In 2001 the government agreed to a series of demands by the minority Berbers, including official recognition of their language, after months of unrest involving Berber youths demanding greater cultural and political recognition.
From “Country Profiles: Algeria,” from the BBC.
At one level, this is as false as false can be. On another it is true. In any event, it is ambiguous, and could use cleaning up.
First, why it is false: Berber is not and never has been an official language in Algeria. A dreadfully misinformed president Boutefliqa, as recently as September 2005, proclaimed that
« Il n’y a aucun pays au monde possédant deux langues officielles et ce ne sera jamais le cas en Algérie où la seule langue officielle, consacrée par la Constitution, est l’arabe »
The linguistic concession that the Boutefliqa government actually did make was to recognize Berber (“Tamazight” constitutionally) as a “national language.” Arabic remains the only recognized official language of Algeria.

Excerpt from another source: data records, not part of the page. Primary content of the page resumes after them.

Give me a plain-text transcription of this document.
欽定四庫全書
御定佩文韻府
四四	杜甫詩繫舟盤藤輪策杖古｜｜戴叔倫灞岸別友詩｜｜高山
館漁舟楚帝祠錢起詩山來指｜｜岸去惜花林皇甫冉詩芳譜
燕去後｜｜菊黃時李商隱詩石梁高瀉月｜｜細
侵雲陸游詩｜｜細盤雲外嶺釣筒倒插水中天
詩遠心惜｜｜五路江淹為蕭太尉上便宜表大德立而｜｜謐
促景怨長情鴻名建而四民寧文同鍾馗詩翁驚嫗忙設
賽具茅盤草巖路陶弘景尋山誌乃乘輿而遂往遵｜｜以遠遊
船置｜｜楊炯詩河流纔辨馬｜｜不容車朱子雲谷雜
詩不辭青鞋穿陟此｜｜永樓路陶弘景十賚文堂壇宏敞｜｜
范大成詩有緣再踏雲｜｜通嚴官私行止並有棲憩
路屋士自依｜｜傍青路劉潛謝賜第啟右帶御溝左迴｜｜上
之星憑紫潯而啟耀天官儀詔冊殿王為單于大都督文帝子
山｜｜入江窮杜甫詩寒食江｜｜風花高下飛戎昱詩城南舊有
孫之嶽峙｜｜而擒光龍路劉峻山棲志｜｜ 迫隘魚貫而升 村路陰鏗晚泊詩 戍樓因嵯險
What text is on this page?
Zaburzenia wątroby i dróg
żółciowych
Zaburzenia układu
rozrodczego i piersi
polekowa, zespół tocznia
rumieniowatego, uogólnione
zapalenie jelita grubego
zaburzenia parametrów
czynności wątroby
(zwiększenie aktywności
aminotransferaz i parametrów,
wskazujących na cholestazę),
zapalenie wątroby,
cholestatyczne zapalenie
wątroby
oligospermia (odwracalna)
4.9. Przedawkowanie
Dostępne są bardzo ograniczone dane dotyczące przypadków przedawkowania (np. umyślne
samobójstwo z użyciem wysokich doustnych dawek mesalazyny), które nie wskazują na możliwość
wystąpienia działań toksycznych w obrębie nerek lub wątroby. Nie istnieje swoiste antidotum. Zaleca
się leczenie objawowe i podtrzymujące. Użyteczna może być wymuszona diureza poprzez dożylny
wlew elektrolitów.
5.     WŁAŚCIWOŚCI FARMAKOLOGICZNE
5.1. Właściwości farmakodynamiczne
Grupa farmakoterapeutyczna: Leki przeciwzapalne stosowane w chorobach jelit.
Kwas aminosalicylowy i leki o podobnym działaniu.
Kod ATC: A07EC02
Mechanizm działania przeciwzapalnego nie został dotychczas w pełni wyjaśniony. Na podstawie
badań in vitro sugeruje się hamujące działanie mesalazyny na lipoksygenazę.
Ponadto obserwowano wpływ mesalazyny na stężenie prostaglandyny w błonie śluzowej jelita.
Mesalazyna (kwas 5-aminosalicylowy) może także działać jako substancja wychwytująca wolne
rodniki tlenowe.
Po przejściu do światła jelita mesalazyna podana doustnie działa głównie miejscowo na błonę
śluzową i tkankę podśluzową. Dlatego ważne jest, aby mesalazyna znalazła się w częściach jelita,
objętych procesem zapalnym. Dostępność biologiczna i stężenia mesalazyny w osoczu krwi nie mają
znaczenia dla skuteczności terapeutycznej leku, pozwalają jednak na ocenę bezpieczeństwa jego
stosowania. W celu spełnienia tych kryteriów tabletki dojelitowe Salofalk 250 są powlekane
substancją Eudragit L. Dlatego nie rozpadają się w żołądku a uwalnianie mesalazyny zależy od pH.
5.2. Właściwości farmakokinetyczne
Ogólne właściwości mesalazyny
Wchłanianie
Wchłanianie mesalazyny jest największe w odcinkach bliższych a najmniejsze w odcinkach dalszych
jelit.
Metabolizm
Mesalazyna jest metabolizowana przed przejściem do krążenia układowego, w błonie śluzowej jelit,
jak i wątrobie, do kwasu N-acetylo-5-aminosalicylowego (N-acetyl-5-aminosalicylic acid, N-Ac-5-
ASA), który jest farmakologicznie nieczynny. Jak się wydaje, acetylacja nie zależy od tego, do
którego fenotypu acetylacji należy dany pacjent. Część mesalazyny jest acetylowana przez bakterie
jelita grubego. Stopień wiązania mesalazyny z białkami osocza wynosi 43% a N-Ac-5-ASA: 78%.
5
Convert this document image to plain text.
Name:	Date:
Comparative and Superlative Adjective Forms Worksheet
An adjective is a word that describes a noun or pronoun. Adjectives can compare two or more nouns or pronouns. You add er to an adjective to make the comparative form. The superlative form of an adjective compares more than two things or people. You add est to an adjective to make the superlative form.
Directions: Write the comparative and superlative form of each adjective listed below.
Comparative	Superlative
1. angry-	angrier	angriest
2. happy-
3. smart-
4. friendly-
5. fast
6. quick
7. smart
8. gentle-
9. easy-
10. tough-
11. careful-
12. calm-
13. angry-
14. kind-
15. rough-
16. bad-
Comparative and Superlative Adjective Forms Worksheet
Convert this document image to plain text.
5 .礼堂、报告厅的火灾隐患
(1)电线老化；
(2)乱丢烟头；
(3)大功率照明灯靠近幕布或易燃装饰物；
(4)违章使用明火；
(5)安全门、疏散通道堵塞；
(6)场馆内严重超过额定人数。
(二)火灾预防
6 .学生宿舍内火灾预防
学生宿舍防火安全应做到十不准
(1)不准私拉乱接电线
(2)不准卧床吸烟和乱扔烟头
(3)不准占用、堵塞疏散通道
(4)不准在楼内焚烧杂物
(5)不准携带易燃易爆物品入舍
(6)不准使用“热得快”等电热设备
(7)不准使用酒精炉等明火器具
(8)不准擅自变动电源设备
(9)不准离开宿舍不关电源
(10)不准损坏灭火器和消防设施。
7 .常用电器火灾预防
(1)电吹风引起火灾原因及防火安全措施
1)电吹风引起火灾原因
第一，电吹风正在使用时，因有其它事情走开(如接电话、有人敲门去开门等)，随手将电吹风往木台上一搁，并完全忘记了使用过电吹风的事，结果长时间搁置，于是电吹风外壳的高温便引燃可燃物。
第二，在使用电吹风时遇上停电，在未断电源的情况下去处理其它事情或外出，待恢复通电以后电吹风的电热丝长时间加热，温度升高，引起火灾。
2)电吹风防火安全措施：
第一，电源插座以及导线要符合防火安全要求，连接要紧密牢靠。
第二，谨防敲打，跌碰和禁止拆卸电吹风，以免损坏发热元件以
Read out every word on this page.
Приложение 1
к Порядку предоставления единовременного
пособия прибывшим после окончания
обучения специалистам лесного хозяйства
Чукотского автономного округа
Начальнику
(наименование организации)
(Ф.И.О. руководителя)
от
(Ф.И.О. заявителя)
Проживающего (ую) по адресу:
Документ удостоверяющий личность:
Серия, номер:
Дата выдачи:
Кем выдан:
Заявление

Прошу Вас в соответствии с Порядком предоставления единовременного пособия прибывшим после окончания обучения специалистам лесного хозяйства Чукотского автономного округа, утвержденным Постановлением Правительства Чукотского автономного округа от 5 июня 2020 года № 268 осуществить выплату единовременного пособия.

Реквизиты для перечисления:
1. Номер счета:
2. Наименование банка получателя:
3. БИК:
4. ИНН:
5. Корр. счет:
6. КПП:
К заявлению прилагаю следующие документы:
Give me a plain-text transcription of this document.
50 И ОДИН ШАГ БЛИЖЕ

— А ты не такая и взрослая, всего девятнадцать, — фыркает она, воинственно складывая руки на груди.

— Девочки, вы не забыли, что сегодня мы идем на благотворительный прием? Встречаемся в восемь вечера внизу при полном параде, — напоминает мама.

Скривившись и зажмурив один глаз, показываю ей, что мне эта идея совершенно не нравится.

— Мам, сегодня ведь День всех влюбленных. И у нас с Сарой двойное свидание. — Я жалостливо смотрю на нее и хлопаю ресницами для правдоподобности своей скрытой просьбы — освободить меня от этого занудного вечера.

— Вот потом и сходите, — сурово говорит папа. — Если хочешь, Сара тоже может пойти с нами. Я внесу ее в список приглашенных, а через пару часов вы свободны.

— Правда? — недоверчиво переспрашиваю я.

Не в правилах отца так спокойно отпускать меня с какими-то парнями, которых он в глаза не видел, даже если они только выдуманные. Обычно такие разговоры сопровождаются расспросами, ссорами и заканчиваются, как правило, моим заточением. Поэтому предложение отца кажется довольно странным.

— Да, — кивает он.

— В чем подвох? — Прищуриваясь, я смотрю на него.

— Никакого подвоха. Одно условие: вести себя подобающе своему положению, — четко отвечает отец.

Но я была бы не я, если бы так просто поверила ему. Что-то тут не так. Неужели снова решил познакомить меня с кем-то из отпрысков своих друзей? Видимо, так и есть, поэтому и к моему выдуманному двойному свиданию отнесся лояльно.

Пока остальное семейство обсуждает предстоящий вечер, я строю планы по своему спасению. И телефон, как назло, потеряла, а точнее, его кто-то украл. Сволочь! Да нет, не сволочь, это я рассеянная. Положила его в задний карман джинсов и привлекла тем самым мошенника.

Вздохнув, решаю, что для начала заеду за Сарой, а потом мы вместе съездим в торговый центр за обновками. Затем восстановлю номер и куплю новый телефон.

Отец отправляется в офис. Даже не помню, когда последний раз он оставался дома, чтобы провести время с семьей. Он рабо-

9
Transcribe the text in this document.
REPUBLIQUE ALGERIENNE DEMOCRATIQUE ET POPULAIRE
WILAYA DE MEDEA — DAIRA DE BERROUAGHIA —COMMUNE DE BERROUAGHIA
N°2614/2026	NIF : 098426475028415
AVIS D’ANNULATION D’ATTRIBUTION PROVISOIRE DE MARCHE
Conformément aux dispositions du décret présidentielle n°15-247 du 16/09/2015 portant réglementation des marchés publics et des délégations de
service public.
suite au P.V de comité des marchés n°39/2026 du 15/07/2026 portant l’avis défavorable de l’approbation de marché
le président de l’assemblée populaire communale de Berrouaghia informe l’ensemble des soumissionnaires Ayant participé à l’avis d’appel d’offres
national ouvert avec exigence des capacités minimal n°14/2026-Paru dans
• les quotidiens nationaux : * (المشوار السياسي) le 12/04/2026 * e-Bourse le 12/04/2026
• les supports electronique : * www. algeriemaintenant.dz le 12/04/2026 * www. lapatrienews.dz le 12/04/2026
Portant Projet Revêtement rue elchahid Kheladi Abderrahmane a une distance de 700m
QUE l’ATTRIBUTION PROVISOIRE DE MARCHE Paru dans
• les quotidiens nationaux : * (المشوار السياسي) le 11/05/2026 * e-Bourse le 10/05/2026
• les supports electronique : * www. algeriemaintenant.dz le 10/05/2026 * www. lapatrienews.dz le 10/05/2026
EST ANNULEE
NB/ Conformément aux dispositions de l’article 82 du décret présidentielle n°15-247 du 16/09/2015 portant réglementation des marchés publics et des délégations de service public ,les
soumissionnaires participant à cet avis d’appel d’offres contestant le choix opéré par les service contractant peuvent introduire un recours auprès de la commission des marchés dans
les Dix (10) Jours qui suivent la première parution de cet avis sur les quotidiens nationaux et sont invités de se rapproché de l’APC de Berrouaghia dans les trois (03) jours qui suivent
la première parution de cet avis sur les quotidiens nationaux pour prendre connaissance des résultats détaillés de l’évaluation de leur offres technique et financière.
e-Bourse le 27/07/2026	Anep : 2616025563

Secondly, why it is true: This passage could be interpreted to mean that the government has recognized their language at the official level in any capacity (that Berber has been granted recognition by officials), not necessarily that it has been made an official language. However, the ambiguity in the phraseology gives the reader the sense that Berber (re., Kabyle) activists’ demands were actually met. The BBC’s 2004 Q&A on “the Berbers” notes that
In 2003 the Algerian authorities also made Tamazight a national language. But Berbers there want it to have equal status, as an ‘official language’, alongside Arabic.
Since this page is specific when it comes to the actual legal status of Berber/Tamazight, why is there ambiguity on the country profile page? Why not simply state that Berber was given recognition as a national language, and that tensions between Algerian officialdom and Berber activists have persisted since 2001?